Wednesday, August 14, 2024

Understanding Workloads for business continuity and disaster recovery (aka BCDR).continued

 One of the aspects that is not often called out is that these app services must be protected by web application firewall that conforms to the OWASP specifications. This is addressed with the use of an application gateway and FrontDoor. With slight differences between the two, both can be leveraged to switch traffic to an alternate deployment but only one of them is preferred to switch to a different region. FrontDoor has the capability to register a unique domain per backend pool member so that the application received all traffic addressed to the domain at the root “/” path as if it was sent to it directly. It also comes with the ability to switch regions such as between centralus and east us 2. Application gateway, on the other hand, is pretty much regional with one instance per region. Both can be confined to a region by directing all traffic between their frontend and backends to  go through the same virtual network. Networking infrastructure is probably the biggest investment that needs to be made up front for  BCDR planning because each virtual network is specific to a region. Having the network up and running allows resources to be created on-demand so that the entire deployment for another region can be created only on-demand. As such an Azure Application Gateway or Front Door must be considered a part of the workload along with the other app services and planned for migration.

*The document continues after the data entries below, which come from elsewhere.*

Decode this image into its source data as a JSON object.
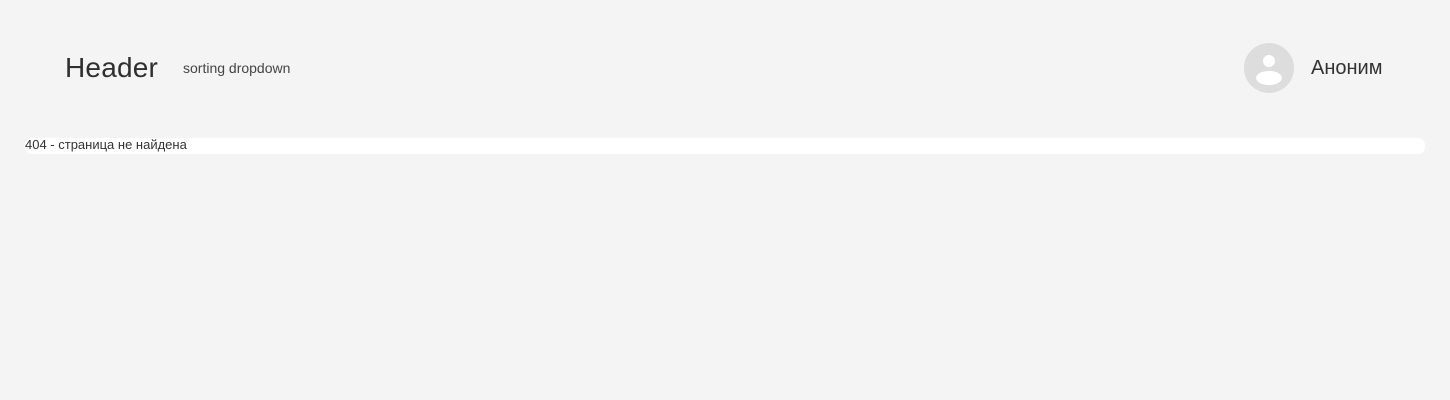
{
  "header": {
    "title": "Header",
    "sorting_dropdown_label": "sorting dropdown"
  },
  "user": {
    "name": "Аноним",
    "avatar_icon": "user-avatar-icon"
  },
  "content": {
    "message": "404 - страница не найдена"
  },
  "colors": {
    "background": "#f4f4f4",
    "panel": "#ffffff",
    "avatar_bg": "#dddddd",
    "avatar_fg": "#ffffff",
    "text": "#333333"
  }
}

Workload #3: Analytical workspaces: As with most data science efforts, there will be some that require interactive deployment versus those that can be scheduled to run non-interactively. Examples of these workspaces include Azure Databricks and Azure Machine Learning. The characteristics of this kind of workload is that they are veritable ecosystems by themselves and one that relies heavily on compute and externalizes storage. Many workspaces will come with external storage account, databases and Snowflake warehouses. Another characteristic is that these resources often require both public and private plane connectivity, so workspaces that are created in another region must re-establish connectivity to all dependencies, including but not limited to private and public source depot, container image repositories, and external databases and warehouses and by virtue of these dependencies being in different virtual networks, new private endpoints from those virtual networks become necessary. Just like AKS, the previous workload, discussed above, manifesting all these dependencies that have been accrued over time might be difficult when they are not captured in IaC. More importantly, it’s the diverse set of artifacts that the workspace makes use of in terms of experiments, models, jobs and pipelines which may live as objects in a catalog of the workspace but import and export of those objects to another workspace might not pan out the way as IaC does. With a diverse and distinct set of notebooks from different users and their associated dependencies, the task of listing these itself might be hard much less the migration to a new region. Users can only be encouraged to leverage the Unity Catalog and the version control of all artifacts external to the workspace but they lack the rigor of databases. That said, spinning up a new workspace and re-connecting different data stores might provide a way for the users to be selective in what they bring to the new workspace.